The Fair Work Act, which came into effect in 2009, covers most employees in Australia, including those working in the private sector, as well as some employees in the public sector. It sets out the minimum employment conditions, such as wages, hours of work, and leave entitlements, that employers must adhere to. On the other hand, the Fair Work Act 2009 specifically focuses on the rights and obligations of employees and employers in relation to workplace relations, including unfair dismissal, industrial action, and enterprise bargaining.

Minimum Wage

One of the key differences between the two acts is the provision for setting the minimum wage. The Fair Work Act allows for the Fair Work Commission to conduct annual reviews and adjust the national minimum wage, taking into account factors such as inflation and the needs of low-paid workers. In contrast, the Fair Work Act 2009 does not specifically address the minimum wage, leaving it up to individual agreements and awards to determine wage rates.

Unfair Dismissal

Both acts provide protections against unfair dismissal for employees, but the Fair Work Act 2009 introduced some changes to the process. Under the Fair Work Act, employees who believe they have been unfairly dismissed can lodge a claim with the Fair Work Commission within 21 days of their dismissal. The Commission will then assess the claim and may order reinstatement or compensation if it finds the dismissal was unfair. The Fair Work Act 2009 streamlined the unfair dismissal process, making it quicker and more efficient for both employees and employers.

Enterprise Bargaining

Enterprise bargaining is a key feature of both acts, allowing employees and employers to negotiate workplace agreements that suit their specific needs. However, the Fair Work Act 2009 introduced some changes to the enterprise bargaining process. Under the Fair Work Act, enterprise agreements must meet certain requirements, such as passing the better off overall test (BOOT) and not containing any unlawful terms.
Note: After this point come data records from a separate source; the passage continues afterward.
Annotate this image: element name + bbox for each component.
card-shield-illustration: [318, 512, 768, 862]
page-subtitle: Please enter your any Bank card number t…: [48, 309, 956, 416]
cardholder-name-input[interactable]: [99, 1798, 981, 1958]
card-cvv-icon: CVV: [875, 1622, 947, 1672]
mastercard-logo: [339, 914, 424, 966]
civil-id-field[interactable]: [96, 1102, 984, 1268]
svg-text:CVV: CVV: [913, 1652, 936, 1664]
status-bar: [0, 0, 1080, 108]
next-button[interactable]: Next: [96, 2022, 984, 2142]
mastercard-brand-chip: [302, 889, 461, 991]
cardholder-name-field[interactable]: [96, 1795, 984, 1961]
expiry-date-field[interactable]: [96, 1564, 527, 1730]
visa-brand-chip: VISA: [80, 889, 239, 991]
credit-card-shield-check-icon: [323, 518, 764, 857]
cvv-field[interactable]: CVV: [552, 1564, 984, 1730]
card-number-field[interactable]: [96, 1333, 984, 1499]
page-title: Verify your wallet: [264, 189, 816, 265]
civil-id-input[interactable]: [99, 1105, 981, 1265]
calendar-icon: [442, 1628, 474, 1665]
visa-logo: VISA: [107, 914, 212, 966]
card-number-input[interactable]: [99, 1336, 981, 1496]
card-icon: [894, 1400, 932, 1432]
The Fair Work Act 2009 also introduced the concept of good faith bargaining, requiring both parties to negotiate in good faith and make genuine attempts to reach an agreement.

Industrial Action

Both acts address the issue of industrial action, but the Fair Work Act 2009 introduced some changes to the rules surrounding strikes and lockouts. Under the Fair Work Act, industrial action can only be taken as a last resort and must be approved by a secret ballot of employees. The Fair Work Act 2009 also introduced stricter requirements for taking industrial action, such as giving notice to the employer and the Fair Work Commission before any action is taken.

Conclusion

In conclusion, while the Fair Work Act and Fair Work Act 2009 share many similarities in terms of their objectives and goals, there are some key differences between the two acts that are important to consider. The Fair Work Act 2009 introduced some changes to the way workplace relations are regulated in Australia, making the process more efficient and effective for both employees and employers. Understanding these differences can help employees and employers navigate the complexities of workplace relations and ensure they are complying with the relevant legislation.